As I understand, VS Code supposed workflow is opening entire project folder. Not that it's said explicitly somewhere at the start of documentation as things like this should be...
But I prefer to open just the files that I need often, so that I can see them all at the same time, not as tree structure but just as plain list of files.
Now, I actually have two projects that I work on and I'd very much like to keep them in two separate windows. Good thing that VS Code support several windows and have a "window.restoreWindows": "all" setting...
But when I test it - open a window, populate it with some files, open second window, populate it with other files, close second window, close first window, reopen VS Code - sure enough, only the first window is restored.

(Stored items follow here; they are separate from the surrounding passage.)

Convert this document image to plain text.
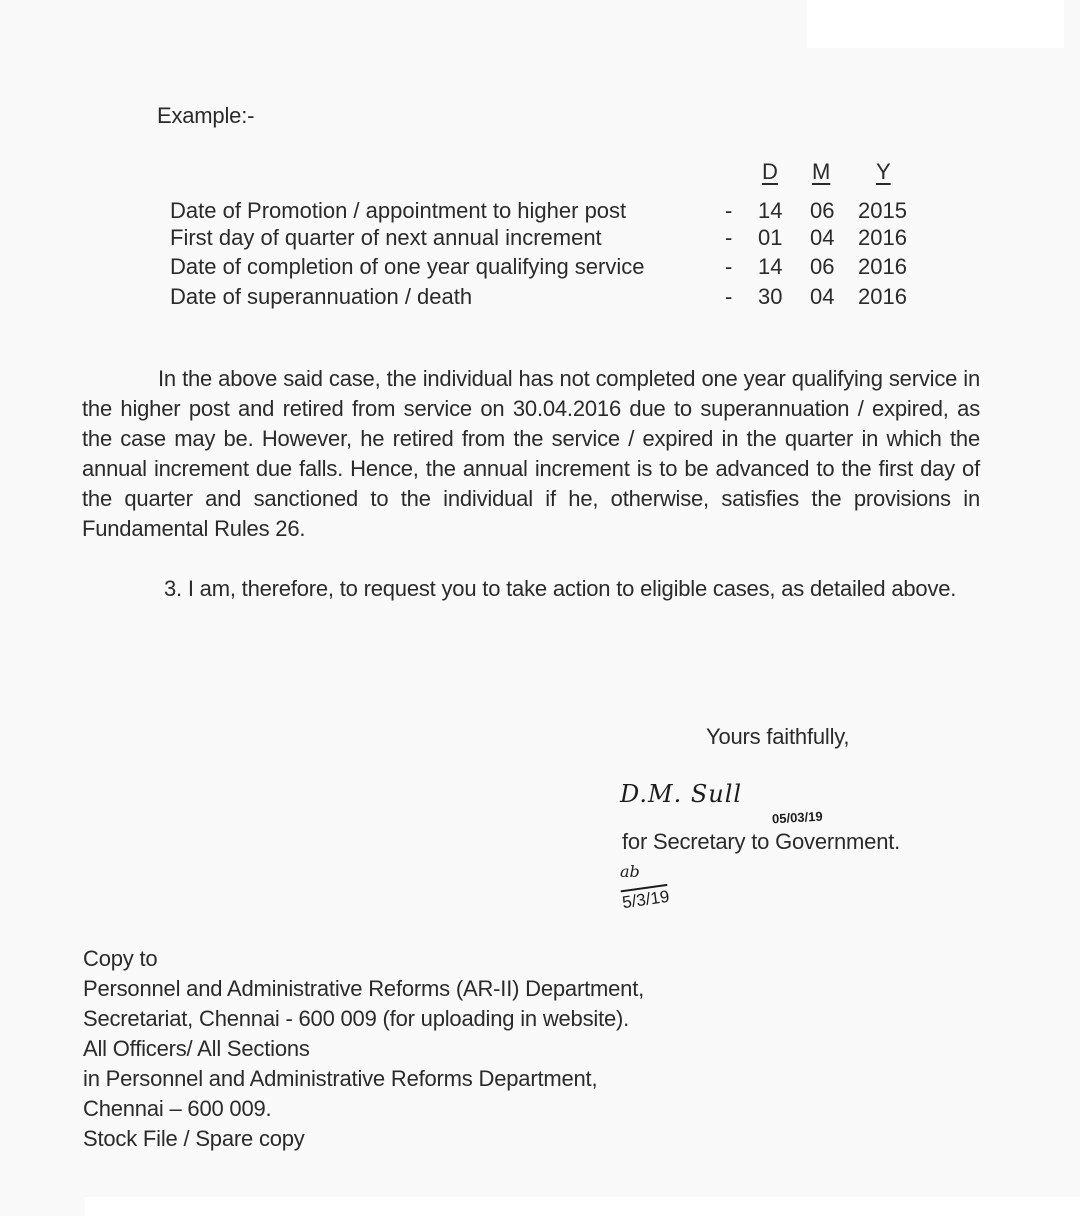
Example:-
D M Y
Date of Promotion / appointment to higher post	- 14 06 2015
First day of quarter of next annual increment	- 01 04 2016
Date of completion of one year qualifying service	- 14 06 2016
Date of superannuation / death	- 30 04 2016
In the above said case, the individual has not completed one year qualifying service in the higher post and retired from service on 30.04.2016 due to superannuation / expired, as the case may be. However, he retired from the service / expired in the quarter in which the annual increment due falls. Hence, the annual increment is to be advanced to the first day of the quarter and sanctioned to the individual if he, otherwise, satisfies the provisions in Fundamental Rules 26.
3. I am, therefore, to request you to take action to eligible cases, as detailed above.
Yours faithfully,
D.M. Sull
05/03/19
for Secretary to Government.
ab
5/3/19
Copy to
Personnel and Administrative Reforms (AR-II) Department,
Secretariat, Chennai - 600 009 (for uploading in website).
All Officers/ All Sections
in Personnel and Administrative Reforms Department,
Chennai – 600 009.
Stock File / Spare copy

And there is no way to explicitly save window state (session) to a file...
How that setting is supposed to work? Windows could be closed only one by one, so it seems that every window state except last one will be lost. Is it useful only in case of crash or reboot?
I can just create desktop shortcuts for each project, like "code path-to-project-folder", but then VS Code will open entire project instead of just list of files that I need.
Is there a way to keep my workflow?
Ok, so it turns out that I can open a directory as a project, open files I need and they all be in the sidebar under "Open Editors"; now, if I close a VS Code instance and at any later time reopen the same directory with it, all Open Editors will be perfectly preserved. Cool!